Nie byłem jedynym uczestnikiem Spotkania, który zniechęcił się do RMP pod wpływem tej jawnej manipulacji poprzedzającej dyskusję programową. Do takich zaliczam dwóch młodych chadeków z Częstochowy, których nazwisk niestety nie pamiętam, braci Pawła i Tomasza Zbierskich z Gdańska oraz Andrzeja Bokińca (wówczas studiującego na UMK w Toruniu – razem było nas trzech z Torunia, jednak trzeci uczestnik Spotkania, również studiujący na UMK Andrzej Ryba, opuścił przedwcześnie Gdyniię z powodów nie "ideowych", lecz rodzinnych). Częstochowianie nakłaniali nas do stworzenia frondy, ja jednak, kierując się tym samym, wyżej wspomnianym względem, wymówiłem się tym, że jest nas za mało. Zresztą w istocie tak było – zwłaszcza, że bracia Zbierscy zamierzali korzystać z poligraficznej pomocy Wydawnictwa "Młoda Polska" przy wydawaniu literackiego kwartalnika "Akwilon", więc woleli na razie też nie ujawniać swojego zniechęcenia. U tych pozostałych osób (a także u niektórych innych) zniechęcenie dotyczyło jednak raczej sposobu rozegrania współzawodnictwa programotwórczego, niż poglądów, którym większość dała wyraz w uchwalonym dokumencie. Taką osobą była na przykład Joanna Urban, przybyła na gdyńskie Spotkanie z Bydgoszczy – przykro to przyznać, ale ja jej z owego czasu w ogóle nie pamiętałem, zaś ona (kiedy spotkaliśmy się podczas zawieszonego stanu wojennego) nie tylko przypominała sobie dokładnie wyżej opisane okoliczności, ale w dodatku wyraziła swoje rozczarowanie sposobem rozegrania owej konkurencji ideowo-programowej przez "ścisłe kierownictwo" RMP.

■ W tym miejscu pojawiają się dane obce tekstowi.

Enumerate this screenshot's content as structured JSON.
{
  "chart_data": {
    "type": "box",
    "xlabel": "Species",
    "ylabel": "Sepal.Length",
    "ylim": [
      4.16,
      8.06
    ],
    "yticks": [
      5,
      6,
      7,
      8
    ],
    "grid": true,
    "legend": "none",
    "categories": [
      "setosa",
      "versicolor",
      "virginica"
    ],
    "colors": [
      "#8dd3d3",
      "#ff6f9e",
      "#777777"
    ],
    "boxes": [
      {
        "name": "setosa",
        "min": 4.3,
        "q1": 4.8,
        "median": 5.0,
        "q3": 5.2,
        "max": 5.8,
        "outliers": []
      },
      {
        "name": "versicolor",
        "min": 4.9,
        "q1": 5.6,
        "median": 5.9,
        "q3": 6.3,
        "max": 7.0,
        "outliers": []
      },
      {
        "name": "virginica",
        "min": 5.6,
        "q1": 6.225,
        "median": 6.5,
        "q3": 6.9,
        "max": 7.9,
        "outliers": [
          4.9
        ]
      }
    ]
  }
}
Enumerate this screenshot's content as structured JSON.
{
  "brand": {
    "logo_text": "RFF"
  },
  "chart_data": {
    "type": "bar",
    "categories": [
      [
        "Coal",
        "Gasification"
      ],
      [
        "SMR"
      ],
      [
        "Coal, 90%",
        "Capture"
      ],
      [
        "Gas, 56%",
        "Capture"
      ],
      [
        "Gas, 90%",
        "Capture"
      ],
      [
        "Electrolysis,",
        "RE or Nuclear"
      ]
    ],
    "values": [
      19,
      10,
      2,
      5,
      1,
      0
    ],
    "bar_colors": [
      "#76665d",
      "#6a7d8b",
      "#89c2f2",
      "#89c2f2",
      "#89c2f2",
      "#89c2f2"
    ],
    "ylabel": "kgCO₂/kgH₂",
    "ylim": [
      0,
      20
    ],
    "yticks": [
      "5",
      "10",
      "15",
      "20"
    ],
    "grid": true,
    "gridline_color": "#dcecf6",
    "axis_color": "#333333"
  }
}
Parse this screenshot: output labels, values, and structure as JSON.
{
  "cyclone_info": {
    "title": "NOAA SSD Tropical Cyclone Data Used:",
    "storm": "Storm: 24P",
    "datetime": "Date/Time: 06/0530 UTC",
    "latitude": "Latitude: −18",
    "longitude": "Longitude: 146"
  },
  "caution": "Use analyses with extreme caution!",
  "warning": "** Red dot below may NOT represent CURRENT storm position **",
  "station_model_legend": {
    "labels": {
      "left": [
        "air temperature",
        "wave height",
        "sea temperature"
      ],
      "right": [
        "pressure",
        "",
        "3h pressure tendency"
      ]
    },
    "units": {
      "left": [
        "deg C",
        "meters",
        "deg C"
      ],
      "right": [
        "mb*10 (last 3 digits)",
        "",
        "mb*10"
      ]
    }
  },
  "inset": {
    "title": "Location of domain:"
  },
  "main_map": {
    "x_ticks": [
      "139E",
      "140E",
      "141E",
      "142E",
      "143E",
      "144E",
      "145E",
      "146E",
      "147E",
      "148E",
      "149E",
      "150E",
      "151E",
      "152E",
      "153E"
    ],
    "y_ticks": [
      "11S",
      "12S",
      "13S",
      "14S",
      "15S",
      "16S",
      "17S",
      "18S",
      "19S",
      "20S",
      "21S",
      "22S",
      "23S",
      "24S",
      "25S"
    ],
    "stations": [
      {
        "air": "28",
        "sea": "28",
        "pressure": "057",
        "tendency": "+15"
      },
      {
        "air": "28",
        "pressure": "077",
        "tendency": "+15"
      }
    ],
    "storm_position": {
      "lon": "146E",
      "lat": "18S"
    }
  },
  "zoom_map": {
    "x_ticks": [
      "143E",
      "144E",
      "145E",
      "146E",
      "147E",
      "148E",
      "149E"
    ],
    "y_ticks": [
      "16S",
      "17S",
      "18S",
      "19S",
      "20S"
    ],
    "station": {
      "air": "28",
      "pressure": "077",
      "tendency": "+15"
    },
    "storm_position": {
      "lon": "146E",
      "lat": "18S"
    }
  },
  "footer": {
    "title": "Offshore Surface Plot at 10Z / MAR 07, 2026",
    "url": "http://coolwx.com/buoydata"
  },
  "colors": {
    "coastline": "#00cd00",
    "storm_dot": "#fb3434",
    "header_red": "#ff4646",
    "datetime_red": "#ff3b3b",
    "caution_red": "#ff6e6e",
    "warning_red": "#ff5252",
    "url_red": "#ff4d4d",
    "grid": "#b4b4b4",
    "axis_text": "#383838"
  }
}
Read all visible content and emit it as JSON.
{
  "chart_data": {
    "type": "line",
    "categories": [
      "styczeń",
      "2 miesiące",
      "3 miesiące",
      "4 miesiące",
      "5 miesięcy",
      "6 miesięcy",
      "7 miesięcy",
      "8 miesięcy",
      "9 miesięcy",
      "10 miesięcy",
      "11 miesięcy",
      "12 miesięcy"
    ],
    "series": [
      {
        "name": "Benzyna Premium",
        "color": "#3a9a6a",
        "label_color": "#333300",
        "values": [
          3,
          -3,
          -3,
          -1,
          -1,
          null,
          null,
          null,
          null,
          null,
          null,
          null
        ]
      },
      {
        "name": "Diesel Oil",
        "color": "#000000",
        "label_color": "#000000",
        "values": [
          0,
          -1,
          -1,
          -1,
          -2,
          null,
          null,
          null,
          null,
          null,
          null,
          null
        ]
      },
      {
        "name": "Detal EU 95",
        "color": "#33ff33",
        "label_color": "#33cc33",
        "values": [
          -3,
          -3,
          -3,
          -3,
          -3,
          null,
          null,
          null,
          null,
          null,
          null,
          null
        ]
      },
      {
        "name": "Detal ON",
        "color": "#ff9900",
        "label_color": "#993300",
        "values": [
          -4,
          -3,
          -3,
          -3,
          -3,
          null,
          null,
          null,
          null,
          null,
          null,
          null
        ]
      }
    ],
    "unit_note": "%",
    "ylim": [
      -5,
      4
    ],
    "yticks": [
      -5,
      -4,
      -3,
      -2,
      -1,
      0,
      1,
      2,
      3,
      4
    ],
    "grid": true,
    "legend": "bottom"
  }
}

Dla mnie porażka była nie tylko objawem niedemokratycznej struktury Ruchu, co tłumaczyłem sobie (wtedy) jego ideową prawicowością, ale także zmuszeniem mnie do przegrania walkover'em. Jednakże nie było tak, jak pisze Ławrynowicz, że to właśnie i tylko mój projekt dokumentu programowego odrzucono, żeby przyjąć tekst Halla-Bartyzela. Wniosek i jego przyjęcie przez większość w tym samym stopniu upośledziły wszystkie pozostałe teksty konkurujące z jedynym uprzywilejowanym projektem. Ciekawe: dwaj zwycięzcy to te same osoby, którym jakiś czas wcześniej współczułem z powodu mało eleganckich polemik w nich wymierzonych. Dwaj inni autorzy w swoich tekstach zamieszczonych jeszcze przed Sierpniem w czasopismach wydawanych przez środowiska związane z KSS "KOR" starali się ośmieszyć neoendeckie poglądy Aleksandra Halla oraz piłsudczykowską odmianę konserwatyzmu Jacka Bartyzela, nie wahając się nadużyć do tego celu nazwisk swoich adwersarzy, gdyż zatytułowali swoje artykuły – odpowiednio – "Popatrzcie na Halla, jak nas zniewalla" Antoniego Pawlaka oraz "Czy można być dzisiaj Bartyzelem?" Jacka Rakowieckiego...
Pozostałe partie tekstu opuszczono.